Öncelikle, vatandaşların yarınlarına ilişkin kaygıların giderilmesi gerekiyor.

Ekonomide olağanüstü günler yaşamaktayız. Döviz kurlarının serini gösteren grafikler kontrolden çıkmış izlenimi veren grafikler çizdikçe, “yarınlarda neler olur?” kaygısı, vatandaş olarak hepimiz ürkütüyor. 

Vatandaşlarının kaygılarını giderilmesi açısından, 2008’deki küresel ekonomik krizi pekçok ülkeden olumlu yönde ayrışarak büyük bir yara almadan atlatan Türkiye’nin, Mart 2018’den bu yana döviz fiyatlarında yaşadığı üç önemli dalgalanmanın siyasi ve ekonomik, yerel ve küresel nedenlerinin bilinmesi gerekiyor.

Geçim koşullarının giderek zorlaşması nedeniyle, vatandaşın kafası karışık. Vatandaş da, sanayici de önünü görmek istiyor. Yarınlara ilişkin kaygılarının giderilmesini bekliyor. 

“DALGALANMA 3-4 AYDA BİTER”

Cumhurbaşkanı Erdoğan, “Kurtuluş Savaşı yaşamaktayız. Dalgalanma 3-4 ayda biter” diyor.

CHP Lideri Kılıçdaroğlu, “Kim bu dış güçler?” diye soruyor. 

İYİ Parti Lideri Akşener, “Bu noktaya bilerek, tercih edilerek gelindi” diyor.

Fakat, bütün bu söyleneler, döviz fiyatlarındaki dalgalanmalardan olumsuz yönde etkilenmekte olan sanayici ve vatandaşların yarınlara ilişkin duydukları kaygıların giderilmesinde yeterli olmuyor. 

Döviz fiyatlarında yaşanan hareketliliğin, paramızın birkaç günde yüzde 20 değer kaybetmesinin nedenleri inandırıcı bir dille anlatılması gerekir. Merkez Bankası’nın yaptığı gibi, bir yazılı açıklama ile yetinmek, kaygıların, dolayısıyla krizin derinleşmesini engellemekte yeterli olmuyor. 

Döviz fiyatlarında yaşanan oynaklığın nedeni, yalnızca Merkez Bankası’nın faiz oranlarını düşürmesiyle açıklanabilir mi? 

Dalgalanmanın etkeni yalnızca ekonomik nedenler mi? 

Kurlarda yaşanan dalgalanmanın siyasi boyutu gözardı edilebilir mi? 

Küresel güçler arasında Yeni İpekyolu merkezli yaşanmakta olan ve COVİD-19 salgınıyla birlikte bir başka boyut kazanan liderlik mücadelesinin bu yaşadıklarımızla ilişkili olmadığı düşünülebilir mi? 

2018’den bu yana, döviz fiyatlarında üç önemli dalgalanma yaşadık. Bu yaşadıklarımızda, uygulanan ekonomi politikaların mercek altına alınması gerekmez mi?
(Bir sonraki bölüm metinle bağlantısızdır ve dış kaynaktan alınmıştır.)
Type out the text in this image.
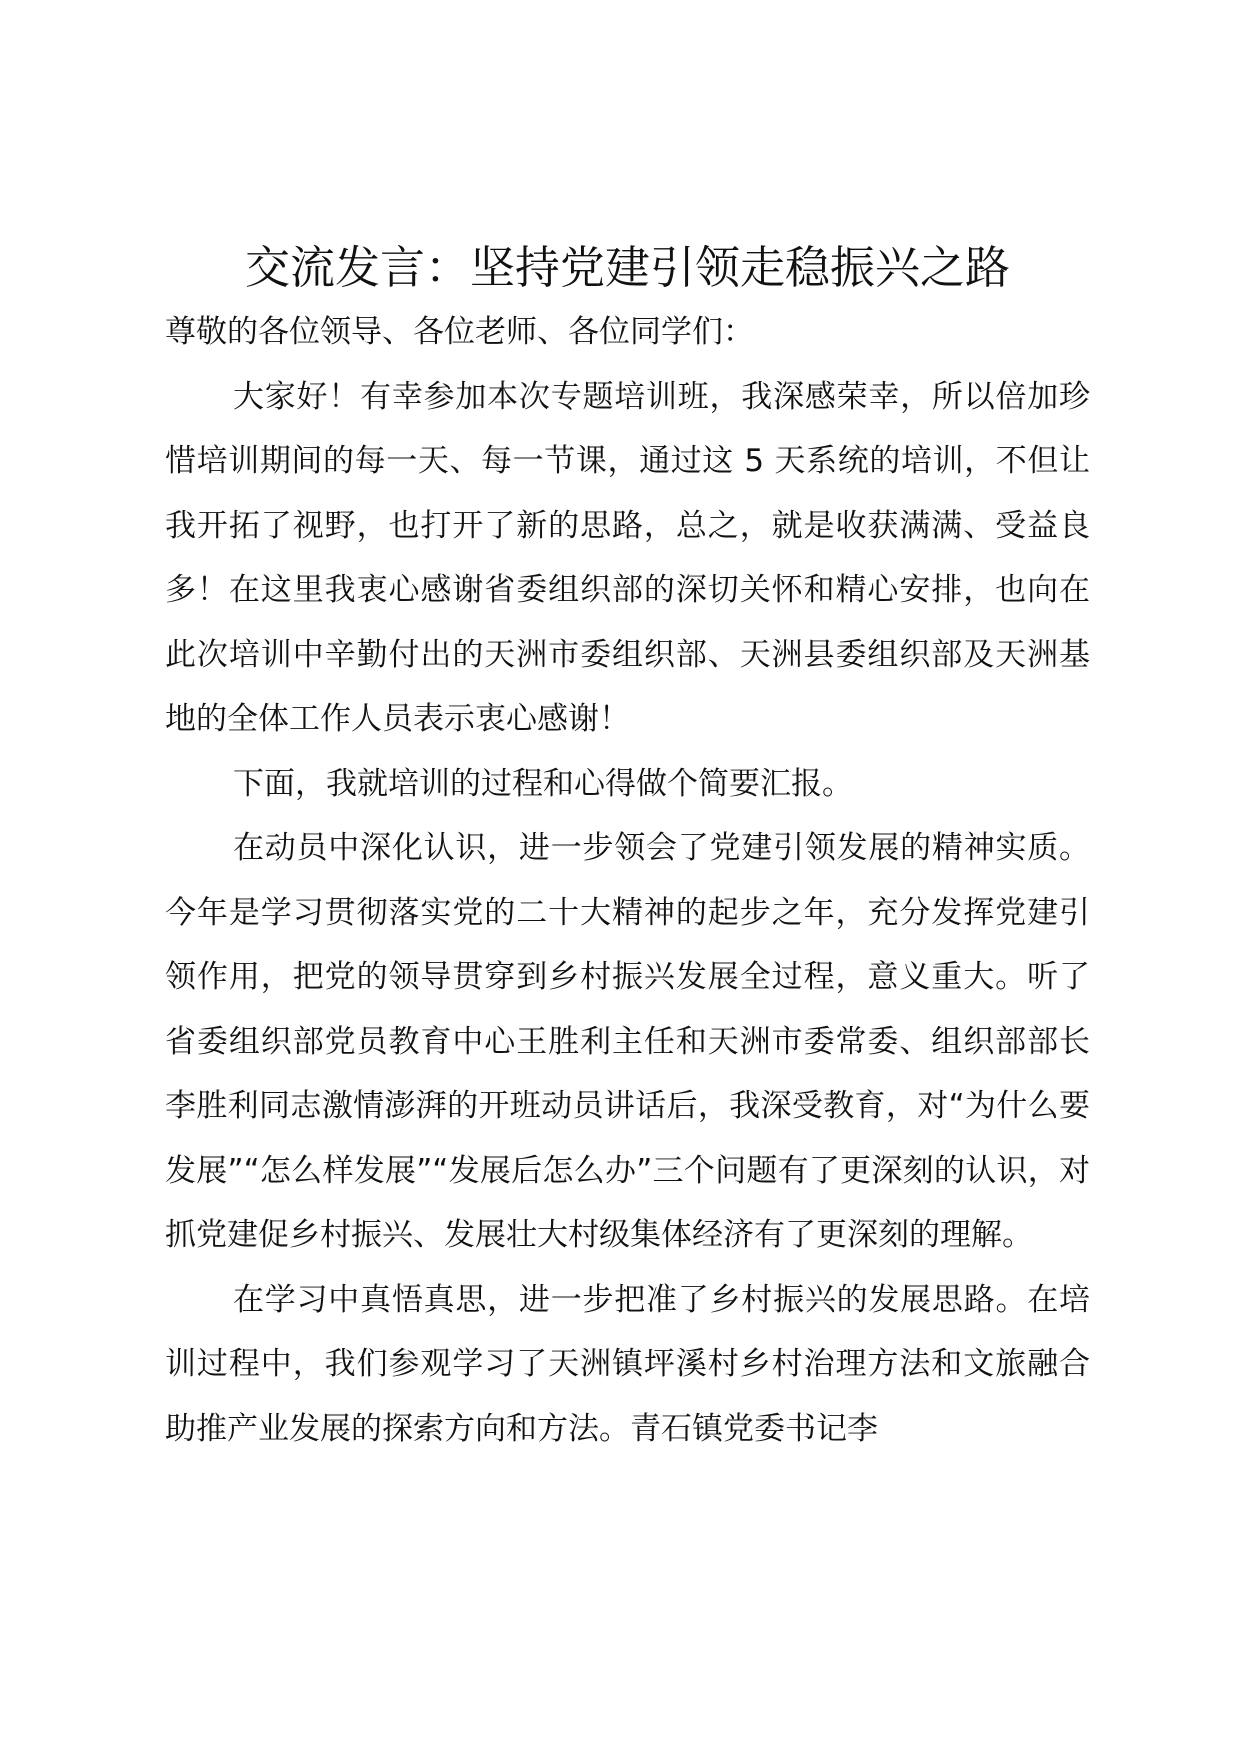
交流发言：坚持党建引领走稳振兴之路

尊敬的各位领导、各位老师、各位同学们：

大家好！有幸参加本次专题培训班，我深感荣幸，所以倍加珍惜培训期间的每一天、每一节课，通过这 5 天系统的培训，不但让我开拓了视野，也打开了新的思路，总之，就是收获满满、受益良多！在这里我衷心感谢省委组织部的深切关怀和精心安排，也向在此次培训中辛勤付出的天洲市委组织部、天洲县委组织部及天洲基地的全体工作人员表示衷心感谢！

下面，我就培训的过程和心得做个简要汇报。

在动员中深化认识，进一步领会了党建引领发展的精神实质。今年是学习贯彻落实党的二十大精神的起步之年，充分发挥党建引领作用，把党的领导贯穿到乡村振兴发展全过程，意义重大。听了省委组织部党员教育中心王胜利主任和天洲市委常委、组织部部长李胜利同志激情澎湃的开班动员讲话后，我深受教育，对“为什么要发展”“怎么样发展”“发展后怎么办”三个问题有了更深刻的认识，对抓党建促乡村振兴、发展壮大村级集体经济有了更深刻的理解。

在学习中真悟真思，进一步把准了乡村振兴的发展思路。在培训过程中，我们参观学习了天洲镇坪溪村乡村治理方法和文旅融合助推产业发展的探索方向和方法。青石镇党委书记李
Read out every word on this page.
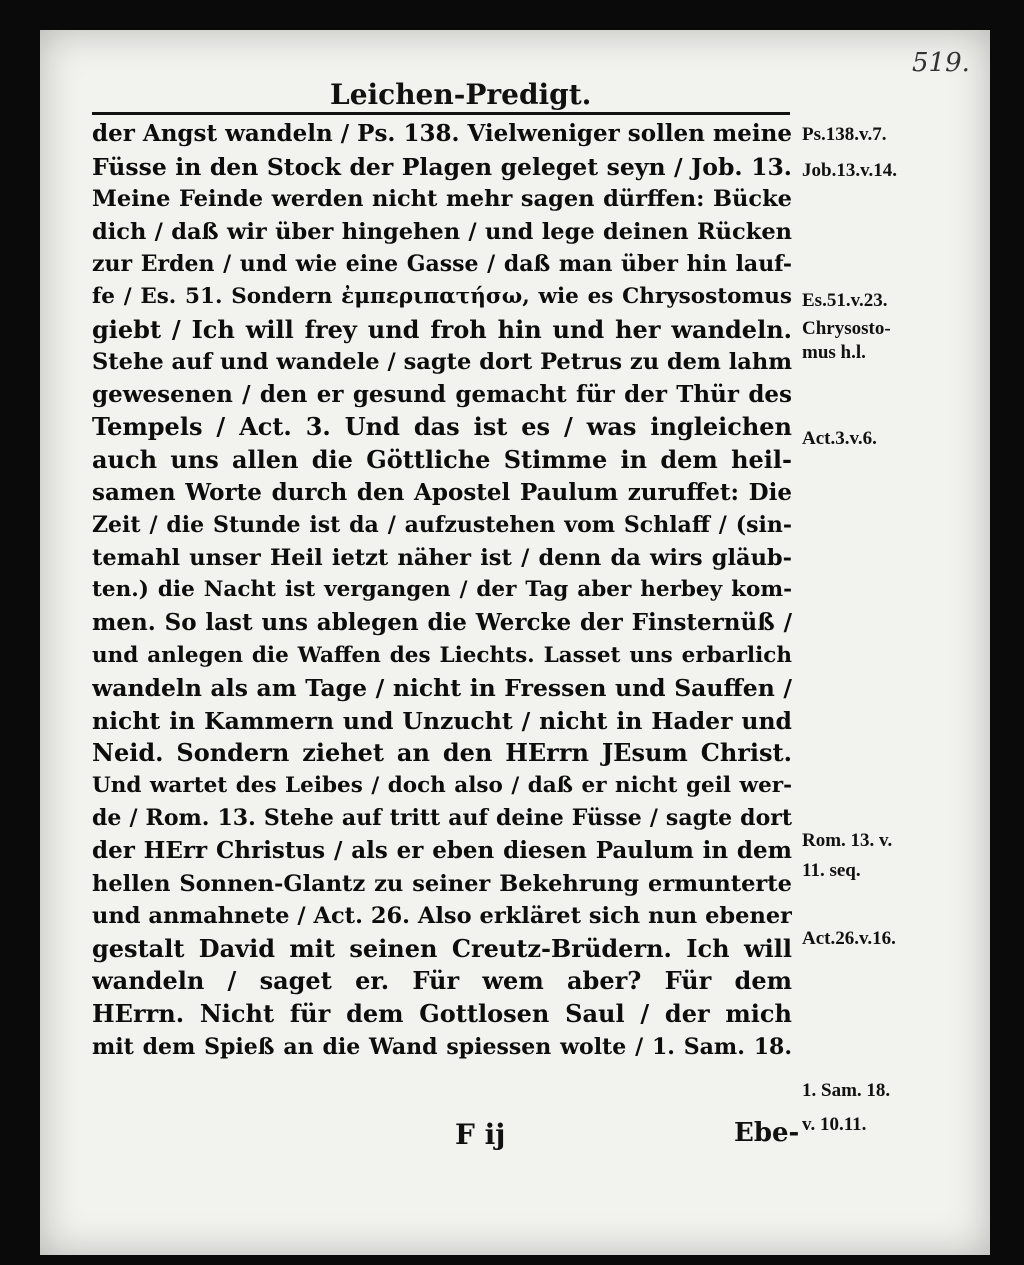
519.
Leichen-Predigt.
der Angst wandeln / Ps. 138. Vielweniger sollen meine
Füsse in den Stock der Plagen geleget seyn / Job. 13.
Meine Feinde werden nicht mehr sagen dürffen: Bücke
dich / daß wir über hingehen / und lege deinen Rücken
zur Erden / und wie eine Gasse / daß man über hin lauf-
fe / Es. 51. Sondern ἐμπεριπατήσω, wie es Chrysostomus
giebt / Ich will frey und froh hin und her wandeln.
Stehe auf und wandele / sagte dort Petrus zu dem lahm
gewesenen / den er gesund gemacht für der Thür des
Tempels / Act. 3. Und das ist es / was ingleichen
auch uns allen die Göttliche Stimme in dem heil-
samen Worte durch den Apostel Paulum zuruffet: Die
Zeit / die Stunde ist da / aufzustehen vom Schlaff / (sin-
temahl unser Heil ietzt näher ist / denn da wirs gläub-
ten.) die Nacht ist vergangen / der Tag aber herbey kom-
men. So last uns ablegen die Wercke der Finsternüß /
und anlegen die Waffen des Liechts. Lasset uns erbarlich
wandeln als am Tage / nicht in Fressen und Sauffen /
nicht in Kammern und Unzucht / nicht in Hader und
Neid. Sondern ziehet an den HErrn JEsum Christ.
Und wartet des Leibes / doch also / daß er nicht geil wer-
de / Rom. 13. Stehe auf tritt auf deine Füsse / sagte dort
der HErr Christus / als er eben diesen Paulum in dem
hellen Sonnen-Glantz zu seiner Bekehrung ermunterte
und anmahnete / Act. 26. Also erkläret sich nun ebener
gestalt David mit seinen Creutz-Brüdern. Ich will
wandeln / saget er. Für wem aber? Für dem
HErrn. Nicht für dem Gottlosen Saul / der mich
mit dem Spieß an die Wand spiessen wolte / 1. Sam. 18.
Ps.138.v.7.
Job.13.v.14.
Es.51.v.23.
Chrysosto-
mus h.l.
Act.3.v.6.
Rom. 13. v.
11. seq.
Act.26.v.16.
1. Sam. 18.
v. 10.11.
F ij	Ebe-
2002’den sonra, 2001 krizin açtığı yaraları onarmaya çalışırken, Türkiye, cari açığı finanse edebiliyordu, ama düşük faiz yüksek kur uygulaması dolayısıyla yeterli miktarda yabancı sermaye girişi vardı. O dönemde köklü reformlarla bu model uygulanamaz mıydı? 20 yıl sonra ekonomide yeni bir modeli uygulamaya koymak, vatandaş açısından sancılı olmayacak mıdır? 

VATANDAŞI DAHA FAZLA TASARRUF EDECEK GÜCÜ VAR MI?

Vatandaşın artık tasarruf edecek, sıkıntı çekecek gücü kalmamıştır. Bu aşamadan sonra vatandaştan daha fazla özveri beklemek gerçekçi değildir. “Dış güçler” ya da  “Yeni bir Kurtuluş Savaşı” söylemi, dış politikayla yakından ilgili olmayan vatandaşlarının şifrelerini çözebileceği bir argüman oluşturamıyor. 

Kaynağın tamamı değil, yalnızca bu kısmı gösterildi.